Em todo esse tempo, Ally continua no hospício. Mas quando sai do manicômio, ela está medicada e tratada da forma adequada — diferente de quando seu antigo psiquiatra a tratava (descobre-se mais tarde que o médico fazia parte indiretamente do culto, o que o fez descrer do que sua paciente contava em vista de fazê-la ficar ainda mais em dúvida sobre si mesma). Com o medo e a ansiedade controlados, mas ainda em alerta, aliados com a falta de segurança de sua família nesse contexto, seus sentidos ficam aguçados e ela se apoia em um único objetivo: parar Kai. Assim, ela utiliza de sua vulnerabilidade como uma arma de defesa: American Horror Story exemplifica, por fim, como a ação coletiva feminina tem um poder muito maior do que se imagina. Para Ally, sua família era a coisa mais importante na sua vida e, por isso, ela teve que trabalhar mentalmente para conseguir tirar as pessoas que ama de dentro de uma situação de conflito. Como toda mulher que pensa diferente, outras pessoas decidiram que era preciso passar pelo trauma de ser isolada para, no fim, provar que estava certa: os palhaços existiam e sua comunidade estava sob ameaça.
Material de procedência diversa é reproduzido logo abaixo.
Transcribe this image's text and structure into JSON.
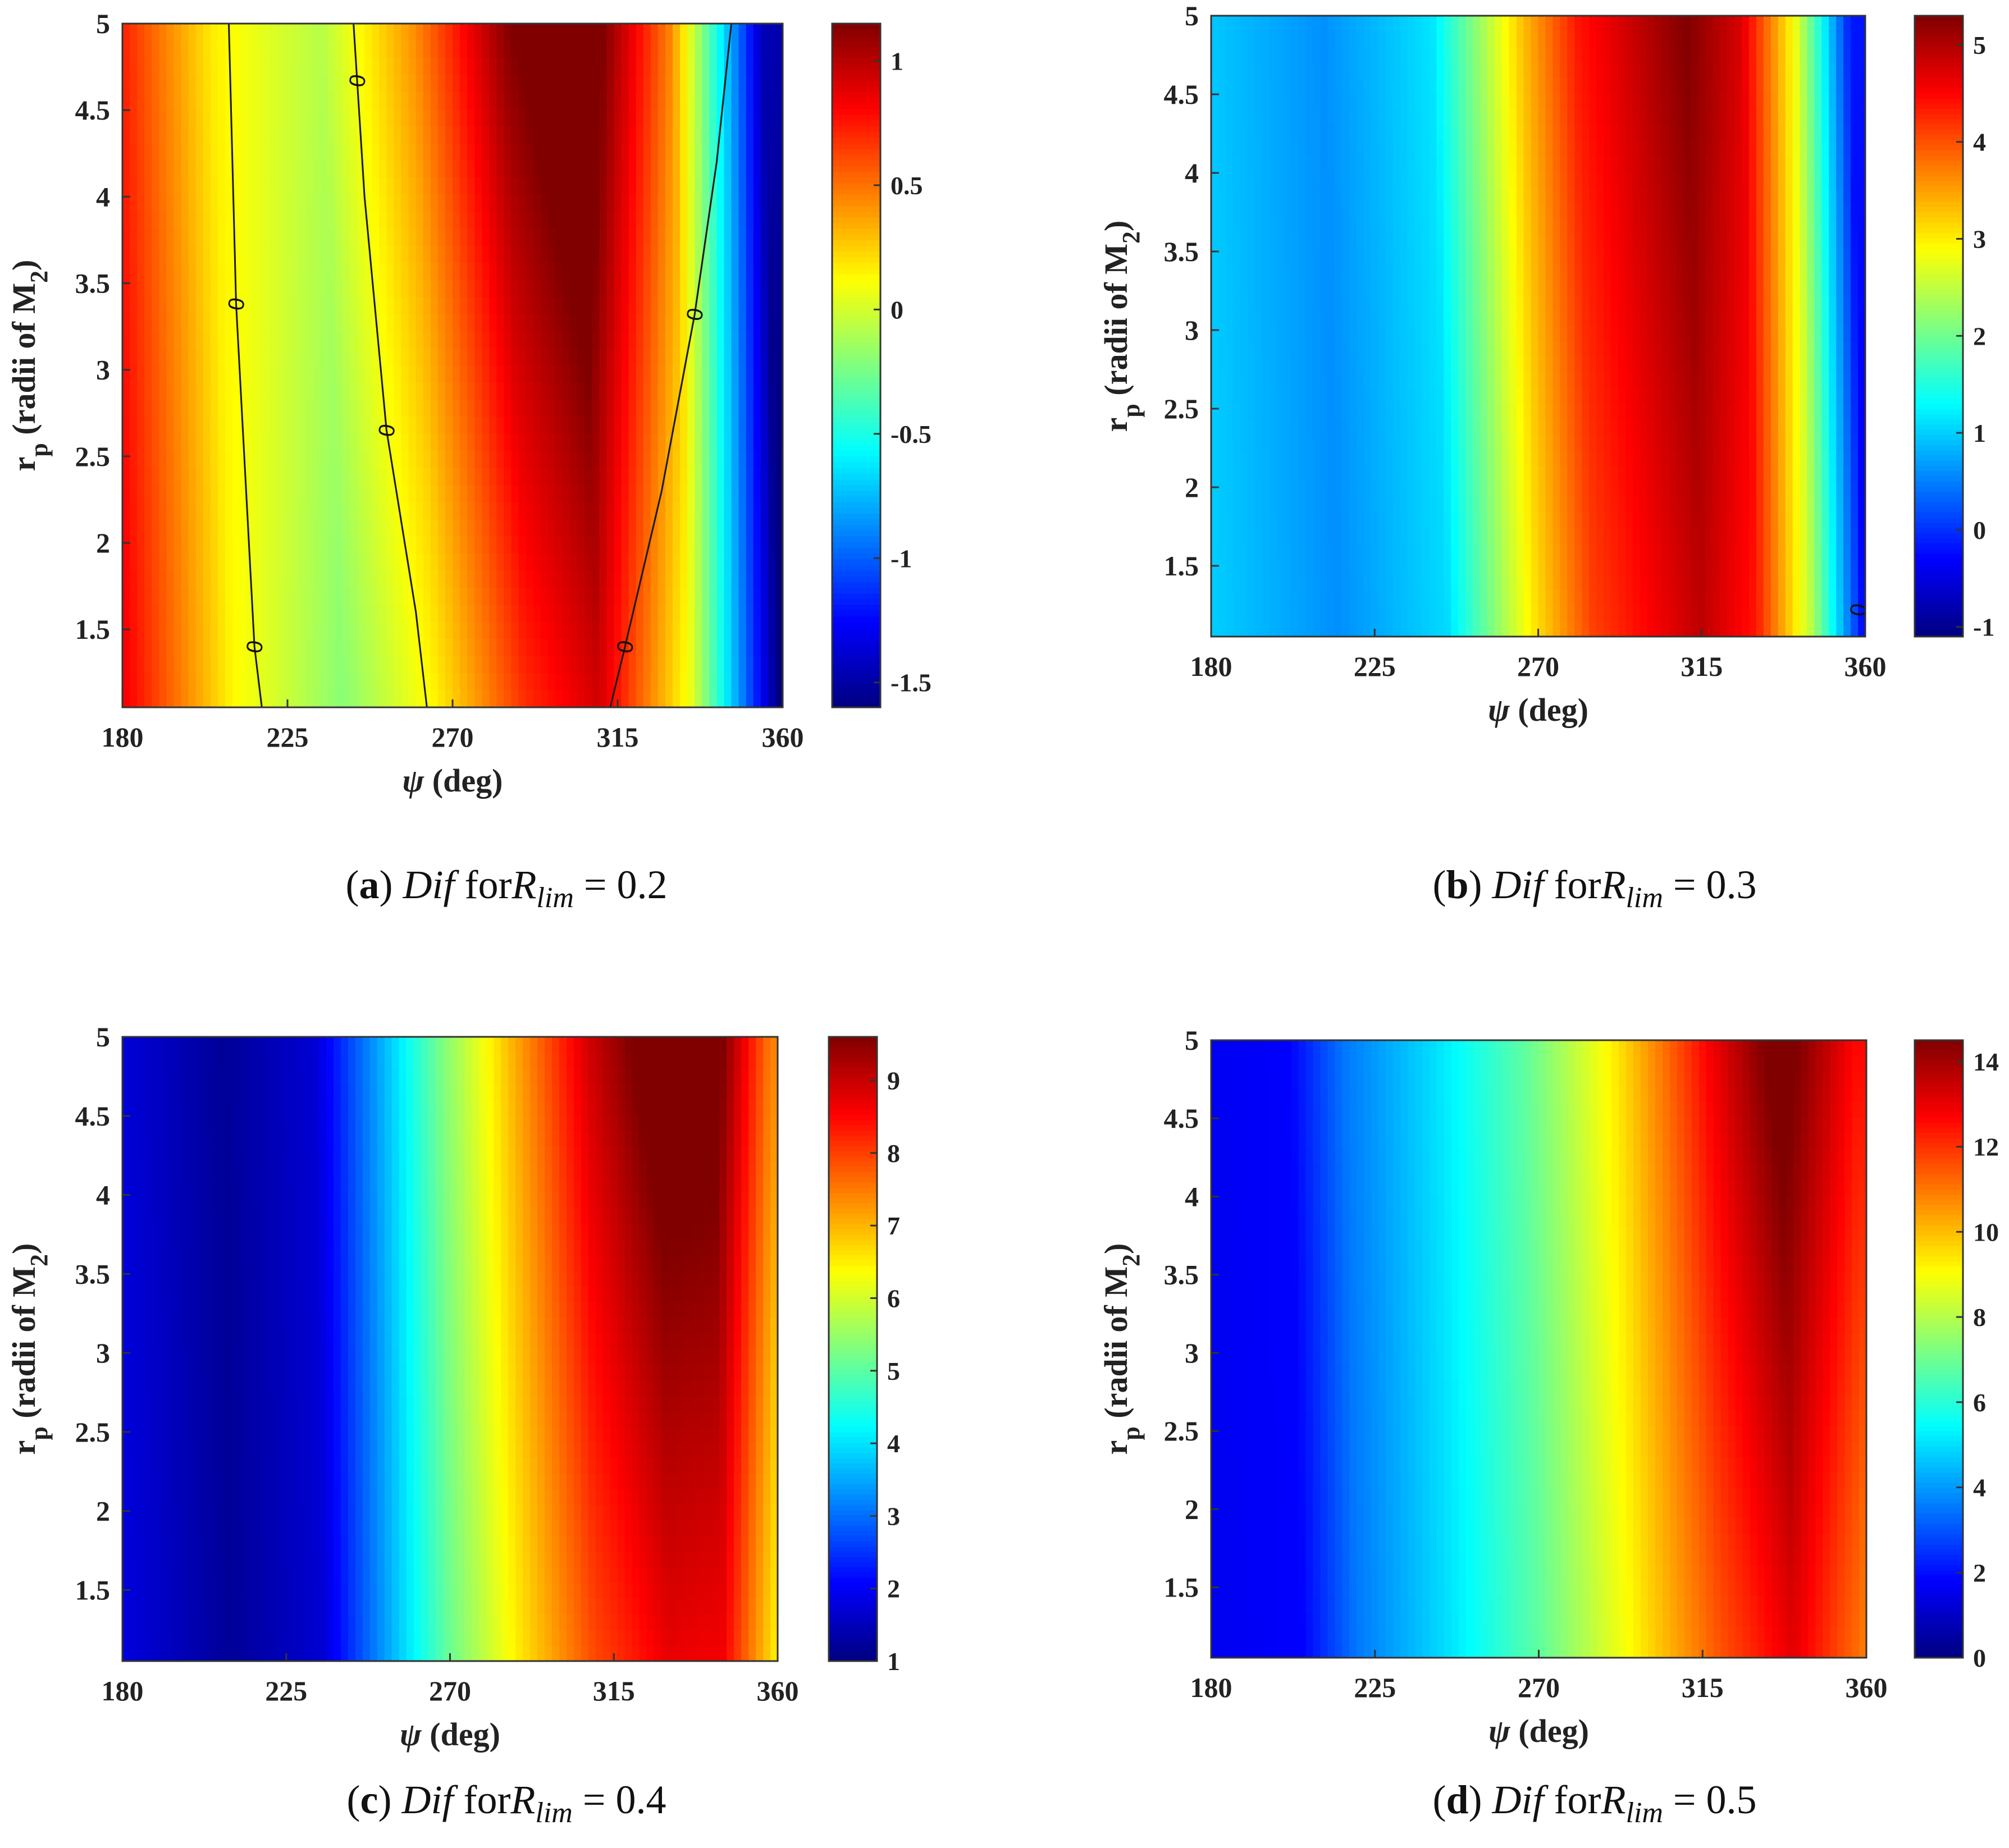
{
  "figure": {
    "panels_count": 4
  },
  "chart_data": [
    {
      "id": "a",
      "type": "heatmap",
      "caption": {
        "letter": "(a)",
        "text": "Dif  for",
        "var": "R",
        "sub": "lim",
        "eq": "= 0.2"
      },
      "xlabel": "ψ (deg)",
      "ylabel": "r_p (radii of M_2)",
      "xlim": [
        180,
        360
      ],
      "ylim": [
        1.05,
        5
      ],
      "xticks": [
        180,
        225,
        270,
        315,
        360
      ],
      "yticks": [
        1.5,
        2,
        2.5,
        3,
        3.5,
        4,
        4.5,
        5
      ],
      "colorbar": {
        "min": -1.6,
        "max": 1.15,
        "ticks": [
          -1.5,
          -1,
          -0.5,
          0,
          0.5,
          1
        ]
      },
      "colormap": "jet",
      "model": {
        "base": [
          [
            180,
            0.85
          ],
          [
            210,
            0.15
          ],
          [
            240,
            -0.15
          ],
          [
            265,
            0.25
          ],
          [
            290,
            0.85
          ],
          [
            310,
            1.1
          ],
          [
            335,
            0.2
          ],
          [
            360,
            -1.6
          ]
        ],
        "shift": 0.08,
        "center": 305,
        "width": 60,
        "cval": 0.12
      },
      "contours": [
        {
          "level": 0,
          "label": "0",
          "points": [
            [
              218,
              1.05
            ],
            [
              216,
              1.4
            ],
            [
              211,
              3.38
            ],
            [
              209,
              5.0
            ]
          ]
        },
        {
          "level": 0,
          "label": "0",
          "points": [
            [
              263,
              1.05
            ],
            [
              260,
              1.6
            ],
            [
              252,
              2.65
            ],
            [
              246,
              4.0
            ],
            [
              243,
              5.0
            ]
          ]
        },
        {
          "level": 0,
          "label": "0",
          "points": [
            [
              313,
              1.05
            ],
            [
              317,
              1.4
            ],
            [
              327,
              2.3
            ],
            [
              336,
              3.32
            ],
            [
              342,
              4.2
            ],
            [
              346,
              5.0
            ]
          ]
        }
      ],
      "contour_labels": [
        {
          "x": 216,
          "y": 1.4,
          "text": "0"
        },
        {
          "x": 211,
          "y": 3.38,
          "text": "0"
        },
        {
          "x": 244,
          "y": 4.67,
          "text": "0"
        },
        {
          "x": 252,
          "y": 2.65,
          "text": "0"
        },
        {
          "x": 317,
          "y": 1.4,
          "text": "0"
        },
        {
          "x": 336,
          "y": 3.32,
          "text": "0"
        }
      ]
    },
    {
      "id": "b",
      "type": "heatmap",
      "caption": {
        "letter": "(b)",
        "text": "Dif  for",
        "var": "R",
        "sub": "lim",
        "eq": "= 0.3"
      },
      "xlabel": "ψ (deg)",
      "ylabel": "r_p (radii of M_2)",
      "xlim": [
        180,
        360
      ],
      "ylim": [
        1.05,
        5
      ],
      "xticks": [
        180,
        225,
        270,
        315,
        360
      ],
      "yticks": [
        1.5,
        2,
        2.5,
        3,
        3.5,
        4,
        4.5,
        5
      ],
      "colorbar": {
        "min": -1.1,
        "max": 5.3,
        "ticks": [
          -1,
          0,
          1,
          2,
          3,
          4,
          5
        ]
      },
      "colormap": "jet",
      "model": {
        "base": [
          [
            180,
            1.0
          ],
          [
            215,
            0.6
          ],
          [
            245,
            1.1
          ],
          [
            270,
            3.2
          ],
          [
            285,
            4.2
          ],
          [
            315,
            5.05
          ],
          [
            330,
            4.5
          ],
          [
            345,
            2.6
          ],
          [
            360,
            -0.3
          ]
        ],
        "shift": 0.06,
        "center": 315,
        "width": 55,
        "cval": 0.1
      },
      "contours": [],
      "contour_labels": [
        {
          "x": 358,
          "y": 1.22,
          "text": "0"
        }
      ]
    },
    {
      "id": "c",
      "type": "heatmap",
      "caption": {
        "letter": "(c)",
        "text": "Dif   for",
        "var": "R",
        "sub": "lim",
        "eq": "= 0.4"
      },
      "xlabel": "ψ (deg)",
      "ylabel": "r_p (radii of M_2)",
      "xlim": [
        180,
        360
      ],
      "ylim": [
        1.05,
        5
      ],
      "xticks": [
        180,
        225,
        270,
        315,
        360
      ],
      "yticks": [
        1.5,
        2,
        2.5,
        3,
        3.5,
        4,
        4.5,
        5
      ],
      "colorbar": {
        "min": 1,
        "max": 9.6,
        "ticks": [
          1,
          2,
          3,
          4,
          5,
          6,
          7,
          8,
          9
        ]
      },
      "colormap": "jet",
      "model": {
        "base": [
          [
            180,
            1.8
          ],
          [
            210,
            1.2
          ],
          [
            235,
            1.7
          ],
          [
            250,
            3.2
          ],
          [
            270,
            5.2
          ],
          [
            290,
            6.8
          ],
          [
            310,
            8.3
          ],
          [
            330,
            9.2
          ],
          [
            345,
            9.1
          ],
          [
            360,
            6.8
          ]
        ],
        "shift": 0.03,
        "center": 335,
        "width": 45,
        "cval": 0.35
      },
      "contours": [],
      "contour_labels": []
    },
    {
      "id": "d",
      "type": "heatmap",
      "caption": {
        "letter": "(d)",
        "text": "Dif  for",
        "var": "R",
        "sub": "lim",
        "eq": "= 0.5"
      },
      "xlabel": "ψ (deg)",
      "ylabel": "r_p (radii of M_2)",
      "xlim": [
        180,
        360
      ],
      "ylim": [
        1.05,
        5
      ],
      "xticks": [
        180,
        225,
        270,
        315,
        360
      ],
      "yticks": [
        1.5,
        2,
        2.5,
        3,
        3.5,
        4,
        4.5,
        5
      ],
      "colorbar": {
        "min": 0,
        "max": 14.5,
        "ticks": [
          0,
          2,
          4,
          6,
          8,
          10,
          12,
          14
        ]
      },
      "colormap": "jet",
      "model": {
        "base": [
          [
            180,
            1.6
          ],
          [
            205,
            1.8
          ],
          [
            220,
            3.5
          ],
          [
            245,
            5.0
          ],
          [
            270,
            6.8
          ],
          [
            295,
            9.2
          ],
          [
            320,
            12.0
          ],
          [
            340,
            13.8
          ],
          [
            360,
            11.5
          ]
        ],
        "shift": 0.05,
        "center": 345,
        "width": 40,
        "cval": 0.5
      },
      "contours": [],
      "contour_labels": []
    }
  ]
}
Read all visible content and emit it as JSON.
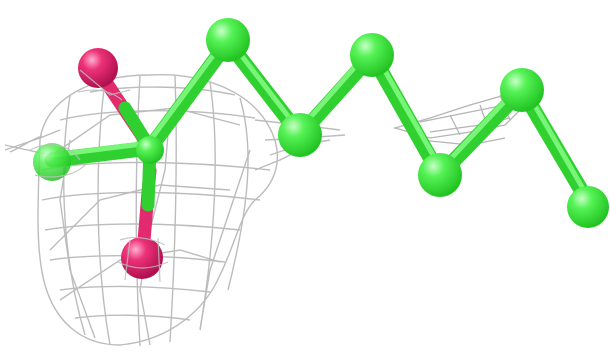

Determinar que uma pessoa é louca, no entanto, deveria ser o resultado de pesquisas científicas e não de percepção social.


¹: SKUM é um manifesto feminista publicado por Valerie Solanas nos anos 60. O texto fala que os homens estragaram o mundo e por isso devem ser eliminados, deixando assim lugar para as mulheres tomarem decisões. A formação de SCUM tinha com objetivo a misandria (desprezo aos homens, contrário de misoginia) e o femismo (mulheres serem superiores aos homens, contrario de machismo).